A new fire-fighting concept, Operation Wildefire, having previously received an award from the California Resource Board’s Forum for Public Policy earlier, had now been presented to Major General Frank Scoggins (since retired) of the Washington State, Air National Guard. Upon reviewing the concept, General Scoggins extended an immediate invitation to the author to come to Camp Murray in WA to further discuss and evaluate the possibilities of implementing such a mass proposal. As the General suggested, “Either we fly you here or I am coming to Los Angeles, but we have to talk!” Following the meeting at Camp Murray, the General suggested that we present the plan to the Major Generals of several western states at their annual meeting at Scott’s Air Force base in Missouri. Their response was most favorable!


 We have had to accept the current process as normal, but with all due respect, without an all-out, “first strike” air tanker capability, the current existing process may in fact be anything but normal. Operation Wildefire may therefore be one “common sense” concept, borne out of necessity. While a limited number of air tankers arrive at a fire, they must depart for long periods for restocking of water or retardant. returning to find an escalating fire that may now take weeks if not months to contain. Wouldn’t an “overkill” first strike approach make most sense?

Operation Wildefire


 There has been through the years, since Operation Wildefire’s initial presentation, an adequate number of modified retrofitted tanker aircraft units tax payer paid for and positioned on tarmacs of the Air National Guard in several western states. The suggestion has been that certain of these units be mobilized and assigned to perform as part of a combined multi-state, airborne taskforce of 8-16 aircraft (to be determined) by the National Interagency Coordinators with crews prepared to engage a fire or multiple fires in one or more states not unlike the way the Air Force would approach a routine bombing mission in previous time of war.  This task force would not require a governor’s (time delaying) State of Emergency implementation but perhaps activated at PL3 with the Fire Center (to be determined). The Guard aircraft could depart from neighboring states to rendezvous with other units arriving at most fires within 2-4 hours. Or a second possibility of having a contingency of tankers and crews (as suggested by General Scoggins) from the various states “lent” to the project and positioned at a central, strategic location, if only during fire season. A task force at the ready that could be dispatched to any fire breakout spot in any state, on target in a matter of hours.  

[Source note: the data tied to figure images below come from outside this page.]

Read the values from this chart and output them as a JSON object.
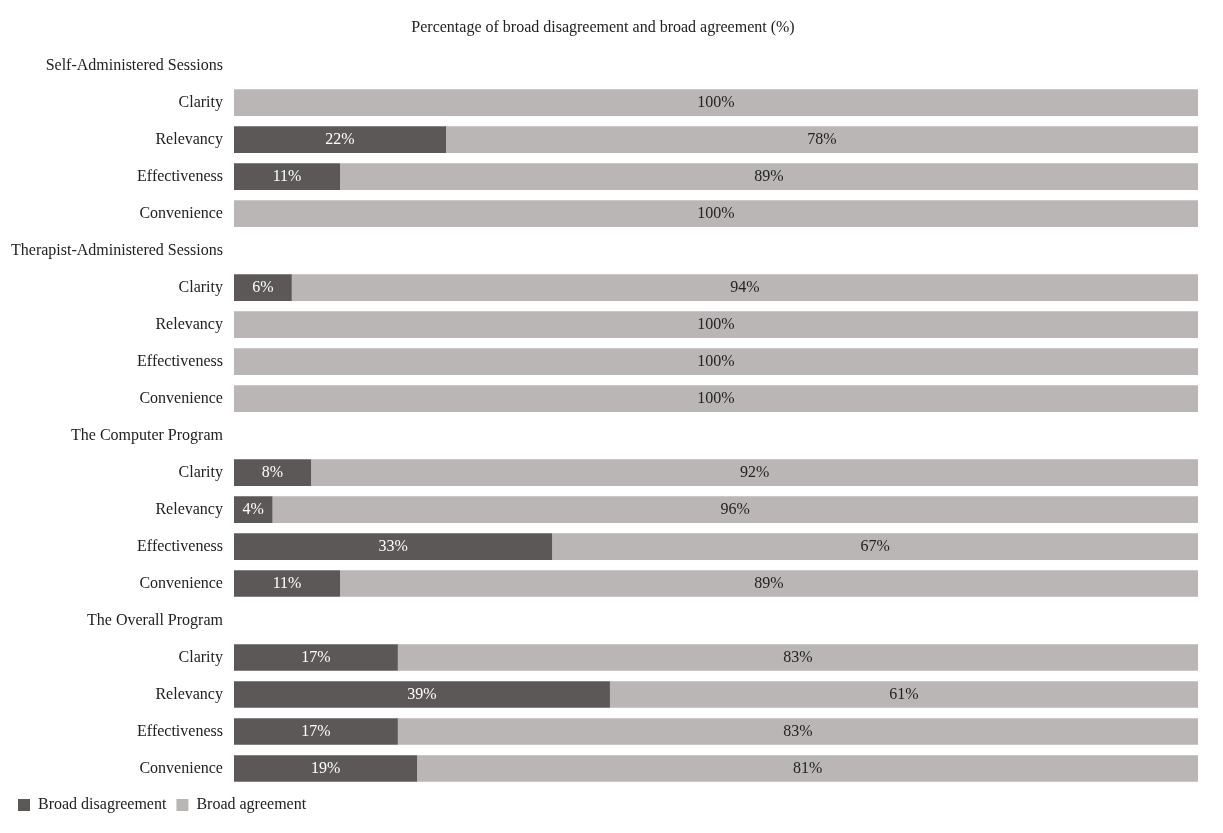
{
  "chart_data": {
    "type": "bar",
    "orientation": "horizontal",
    "stacked": true,
    "title": "Percentage of broad disagreement and broad agreement (%)",
    "categories": [
      "Self-Administered Sessions",
      "Clarity",
      "Relevancy",
      "Effectiveness",
      "Convenience",
      "Therapist-Administered Sessions",
      "Clarity",
      "Relevancy",
      "Effectiveness",
      "Convenience",
      "The Computer Program",
      "Clarity",
      "Relevancy",
      "Effectiveness",
      "Convenience",
      "The Overall Program",
      "Clarity",
      "Relevancy",
      "Effectiveness",
      "Convenience"
    ],
    "series": [
      {
        "name": "Broad disagreement",
        "color": "#5d5858",
        "values": [
          null,
          null,
          22,
          11,
          null,
          null,
          6,
          null,
          null,
          null,
          null,
          8,
          4,
          33,
          11,
          null,
          17,
          39,
          17,
          19
        ],
        "value_labels": [
          null,
          null,
          "22%",
          "11%",
          null,
          null,
          "6%",
          null,
          null,
          null,
          null,
          "8%",
          "4%",
          "33%",
          "11%",
          null,
          "17%",
          "39%",
          "17%",
          "19%"
        ]
      },
      {
        "name": "Broad agreement",
        "color": "#bbb6b6",
        "values": [
          null,
          100,
          78,
          89,
          100,
          null,
          94,
          100,
          100,
          100,
          null,
          92,
          96,
          67,
          89,
          null,
          83,
          61,
          83,
          81
        ],
        "value_labels": [
          null,
          "100%",
          "78%",
          "89%",
          "100%",
          null,
          "94%",
          "100%",
          "100%",
          "100%",
          null,
          "92%",
          "96%",
          "67%",
          "89%",
          null,
          "83%",
          "61%",
          "83%",
          "81%"
        ]
      }
    ],
    "legend": "bottom left"
  }
}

To begin with, the aircraft have already been paid for with tax payer dollars and the cost of maintenance of the aircraft and equipment already budgeted.

  The concept was also “brainstormed” with fellow C-130 commanders and crews at an annual meeting at Scotts Air Force Base in Missouri. The support for the concept was (according to the General) enthusiastic with the following explanation.  The Guard’s involvement with such a project could not conflict with existing regulatory state and federal laws and certainly those governing private industry. It was explained, the Guard serves at the invitation of the governor, state forestry and government. It would appear from the preliminary discussions among the C 130 crews that if they were asked to perform more of an initial role in concert with the private sector and funding were made available, they would be agreeable to opening dialogue with the governing agencies as to how they might be helpful in providing even more tanker support and at an earlier point in the process.


 Very often jurisdictional boundaries and territorial limitations create bureaucratic “road-blocks” when it would seem neutralizing the fire in the quickest possible time should be the overriding mandated objective.

If Operation Wildefire had been in place today, might  it have made a  major difference in containing this year’s devastating west coast fires and at a much earlier time to containment? 

The author does not profess to speak for the Guard in any capacity other than the proposal author.